Powerplant the sophomore release from L.A. based girlpool has the girls taking their lo-fi album from 2015 and turning the volume up on everything. Before the World Was Big was a small and delicate album, personal almost to a fault. However on this new record Cleo Tucker and Harmony Tividad sound bigger and much bolder, The first couple of tracks actually sound almost like early Sunny Day Real Estate, just unpolished enough to feel frantic, but not so produced that it looses that DIY emotion that Girlpool love. You will actually find a lot of parallels between this record and the early days of the indie rock explosion with bands like Death Cab for Cutie. Girlpool though do not feel like they are chasing something or trying to bring back a bygone sound, from the very first second the duo sound wholly themselves and really good. They girls also sound far less whinny on this record, perhaps using the bigger sound to flesh out more depth of ideas, where as the last record focused almost solely on being small. Even the album cover seems to show someone leaving childish things behind and growing up. Tucker and Tividad always remain so poetic yet so direct with their writing, they are able to mine something really beautiful with just a few words.

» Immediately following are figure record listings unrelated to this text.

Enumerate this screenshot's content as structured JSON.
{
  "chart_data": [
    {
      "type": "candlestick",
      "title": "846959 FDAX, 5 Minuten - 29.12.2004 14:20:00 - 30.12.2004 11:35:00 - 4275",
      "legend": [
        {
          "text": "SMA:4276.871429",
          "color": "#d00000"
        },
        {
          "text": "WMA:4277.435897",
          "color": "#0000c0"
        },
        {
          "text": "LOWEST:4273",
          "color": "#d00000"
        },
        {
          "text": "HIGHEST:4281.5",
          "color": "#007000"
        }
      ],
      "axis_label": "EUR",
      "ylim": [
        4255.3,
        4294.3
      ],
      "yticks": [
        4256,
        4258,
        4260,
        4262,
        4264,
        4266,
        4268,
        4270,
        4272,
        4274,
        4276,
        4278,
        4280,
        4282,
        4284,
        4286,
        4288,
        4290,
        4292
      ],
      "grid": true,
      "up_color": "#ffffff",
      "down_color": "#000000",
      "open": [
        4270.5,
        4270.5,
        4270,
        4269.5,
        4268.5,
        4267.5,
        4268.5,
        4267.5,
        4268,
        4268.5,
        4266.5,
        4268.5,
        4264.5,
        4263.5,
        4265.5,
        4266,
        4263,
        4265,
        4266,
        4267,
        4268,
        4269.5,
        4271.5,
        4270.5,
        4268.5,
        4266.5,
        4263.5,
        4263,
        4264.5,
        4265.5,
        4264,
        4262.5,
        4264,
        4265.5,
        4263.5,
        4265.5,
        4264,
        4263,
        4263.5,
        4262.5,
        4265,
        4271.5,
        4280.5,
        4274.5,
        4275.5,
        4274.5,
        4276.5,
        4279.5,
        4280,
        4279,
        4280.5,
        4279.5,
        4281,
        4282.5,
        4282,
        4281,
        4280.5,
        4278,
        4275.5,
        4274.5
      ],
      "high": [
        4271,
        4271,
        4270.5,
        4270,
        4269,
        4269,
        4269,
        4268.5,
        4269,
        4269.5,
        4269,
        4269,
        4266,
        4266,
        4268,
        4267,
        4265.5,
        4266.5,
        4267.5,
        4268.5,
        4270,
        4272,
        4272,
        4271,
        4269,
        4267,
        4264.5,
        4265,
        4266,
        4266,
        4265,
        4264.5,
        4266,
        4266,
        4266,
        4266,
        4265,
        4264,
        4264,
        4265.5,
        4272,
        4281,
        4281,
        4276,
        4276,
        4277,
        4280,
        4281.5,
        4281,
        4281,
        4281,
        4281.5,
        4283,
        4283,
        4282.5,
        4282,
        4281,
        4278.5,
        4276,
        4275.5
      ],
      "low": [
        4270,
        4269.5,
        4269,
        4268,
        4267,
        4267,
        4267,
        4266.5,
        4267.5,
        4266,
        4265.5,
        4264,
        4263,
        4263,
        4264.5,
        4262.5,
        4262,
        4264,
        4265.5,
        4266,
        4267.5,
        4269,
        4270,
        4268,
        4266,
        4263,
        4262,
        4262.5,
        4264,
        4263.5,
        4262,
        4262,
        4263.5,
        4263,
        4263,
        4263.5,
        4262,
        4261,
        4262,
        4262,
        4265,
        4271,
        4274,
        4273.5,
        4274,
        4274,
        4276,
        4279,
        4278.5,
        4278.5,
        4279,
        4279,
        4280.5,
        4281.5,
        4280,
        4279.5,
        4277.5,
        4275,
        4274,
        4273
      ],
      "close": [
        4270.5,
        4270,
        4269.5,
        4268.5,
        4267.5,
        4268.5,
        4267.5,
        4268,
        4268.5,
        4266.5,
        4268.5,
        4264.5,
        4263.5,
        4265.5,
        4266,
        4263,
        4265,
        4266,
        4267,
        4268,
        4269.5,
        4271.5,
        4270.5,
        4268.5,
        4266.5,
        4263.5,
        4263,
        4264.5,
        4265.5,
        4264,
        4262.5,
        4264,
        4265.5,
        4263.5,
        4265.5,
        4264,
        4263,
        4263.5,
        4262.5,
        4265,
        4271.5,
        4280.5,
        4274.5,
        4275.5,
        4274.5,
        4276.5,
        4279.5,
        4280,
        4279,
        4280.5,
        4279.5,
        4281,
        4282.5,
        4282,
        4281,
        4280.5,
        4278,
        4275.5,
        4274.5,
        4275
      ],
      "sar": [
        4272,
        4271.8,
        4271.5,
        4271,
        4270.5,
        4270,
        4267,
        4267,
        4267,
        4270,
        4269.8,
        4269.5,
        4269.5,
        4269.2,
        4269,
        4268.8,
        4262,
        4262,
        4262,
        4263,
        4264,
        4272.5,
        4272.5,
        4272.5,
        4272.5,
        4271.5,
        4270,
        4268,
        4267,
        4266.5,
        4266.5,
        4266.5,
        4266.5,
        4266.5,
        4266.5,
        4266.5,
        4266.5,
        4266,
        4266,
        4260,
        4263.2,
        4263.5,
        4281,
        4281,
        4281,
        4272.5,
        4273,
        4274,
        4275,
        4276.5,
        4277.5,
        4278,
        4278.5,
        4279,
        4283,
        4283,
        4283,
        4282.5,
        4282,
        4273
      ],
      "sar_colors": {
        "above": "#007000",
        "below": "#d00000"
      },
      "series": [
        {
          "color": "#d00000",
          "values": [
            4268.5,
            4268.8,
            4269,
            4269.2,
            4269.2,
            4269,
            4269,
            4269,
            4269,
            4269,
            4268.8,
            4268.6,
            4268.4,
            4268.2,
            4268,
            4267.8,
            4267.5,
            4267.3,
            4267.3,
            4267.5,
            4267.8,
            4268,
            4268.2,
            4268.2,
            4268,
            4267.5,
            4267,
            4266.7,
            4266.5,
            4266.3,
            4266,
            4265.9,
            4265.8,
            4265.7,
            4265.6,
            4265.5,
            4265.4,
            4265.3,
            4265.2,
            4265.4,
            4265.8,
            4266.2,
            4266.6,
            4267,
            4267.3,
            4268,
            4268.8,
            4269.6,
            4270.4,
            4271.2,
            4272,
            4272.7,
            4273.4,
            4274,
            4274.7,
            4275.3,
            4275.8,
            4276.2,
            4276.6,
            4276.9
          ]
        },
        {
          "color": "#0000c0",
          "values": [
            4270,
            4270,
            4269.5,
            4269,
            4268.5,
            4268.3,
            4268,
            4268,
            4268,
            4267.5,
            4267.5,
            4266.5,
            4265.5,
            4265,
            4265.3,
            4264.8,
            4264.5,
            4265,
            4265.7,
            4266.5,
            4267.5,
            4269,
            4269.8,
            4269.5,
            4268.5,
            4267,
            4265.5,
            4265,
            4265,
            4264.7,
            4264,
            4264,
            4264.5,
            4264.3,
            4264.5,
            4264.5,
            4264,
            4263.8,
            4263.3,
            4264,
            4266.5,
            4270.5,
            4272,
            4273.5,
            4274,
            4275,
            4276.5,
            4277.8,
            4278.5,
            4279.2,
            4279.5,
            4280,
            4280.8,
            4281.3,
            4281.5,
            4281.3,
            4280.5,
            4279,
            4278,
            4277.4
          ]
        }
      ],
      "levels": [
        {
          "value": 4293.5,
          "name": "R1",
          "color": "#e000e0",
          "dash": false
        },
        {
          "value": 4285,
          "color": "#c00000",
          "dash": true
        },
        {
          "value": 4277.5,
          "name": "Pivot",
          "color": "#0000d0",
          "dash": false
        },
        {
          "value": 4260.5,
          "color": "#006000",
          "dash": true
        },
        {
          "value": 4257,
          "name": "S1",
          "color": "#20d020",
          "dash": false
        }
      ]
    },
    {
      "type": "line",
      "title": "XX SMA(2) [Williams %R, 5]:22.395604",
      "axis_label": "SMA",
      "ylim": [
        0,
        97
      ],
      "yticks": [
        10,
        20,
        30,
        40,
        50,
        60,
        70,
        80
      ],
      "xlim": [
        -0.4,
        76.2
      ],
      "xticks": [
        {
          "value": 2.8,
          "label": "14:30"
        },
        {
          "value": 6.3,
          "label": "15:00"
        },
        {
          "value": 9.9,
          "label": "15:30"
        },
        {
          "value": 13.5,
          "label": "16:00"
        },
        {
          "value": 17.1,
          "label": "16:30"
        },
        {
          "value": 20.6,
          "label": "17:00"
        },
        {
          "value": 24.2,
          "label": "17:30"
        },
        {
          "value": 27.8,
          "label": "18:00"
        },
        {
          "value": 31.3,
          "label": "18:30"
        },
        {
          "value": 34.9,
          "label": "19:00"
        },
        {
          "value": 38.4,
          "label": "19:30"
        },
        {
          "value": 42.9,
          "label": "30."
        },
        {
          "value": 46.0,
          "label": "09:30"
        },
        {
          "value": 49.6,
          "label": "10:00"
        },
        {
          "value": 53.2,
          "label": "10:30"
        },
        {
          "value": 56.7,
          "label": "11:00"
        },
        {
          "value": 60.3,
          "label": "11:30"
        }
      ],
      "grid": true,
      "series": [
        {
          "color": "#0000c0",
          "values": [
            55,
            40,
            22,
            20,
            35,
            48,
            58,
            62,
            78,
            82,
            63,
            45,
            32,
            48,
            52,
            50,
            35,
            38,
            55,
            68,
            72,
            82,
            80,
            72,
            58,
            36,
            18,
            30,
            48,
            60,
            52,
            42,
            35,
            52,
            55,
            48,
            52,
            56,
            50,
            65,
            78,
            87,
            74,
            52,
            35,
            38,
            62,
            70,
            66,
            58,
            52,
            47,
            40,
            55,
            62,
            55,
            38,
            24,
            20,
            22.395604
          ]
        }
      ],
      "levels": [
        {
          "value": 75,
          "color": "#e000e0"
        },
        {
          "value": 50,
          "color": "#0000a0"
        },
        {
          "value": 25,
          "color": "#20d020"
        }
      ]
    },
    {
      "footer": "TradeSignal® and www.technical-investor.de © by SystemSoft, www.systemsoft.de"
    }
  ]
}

On "High Rise" they ditch the percussion and fall back on their guitar and bass lo-fi roots, which doesn't really do much for the song. Yet for people so young they sure do feel the pressures of the world. On "Soup" our narrator goes through the ills of the world all while throwing out a can of soup. It is that kind of moment that they really want you to think is profound, but in reality is more generic. At just 28 minutes the album follows the formula of their last in keeping things tight. This does really allow Girlpool to get out their ideas then move on rather than dwelling for to long. The album's closer "Static Somewhere" has this really great driving bass and drum line and puts a great exclamation point at the end of the record. It is one of the better tracks on the record, making you wish they all sounded like that. Powerplant shows that Girlpool don't have to be just a lo-fi band without drums, but instead can write pretty great music regardless of the instrumentation. Yet they still feel like a band trying to figure themselves out, and even though they may have not done it just yet in time I'm sure they will.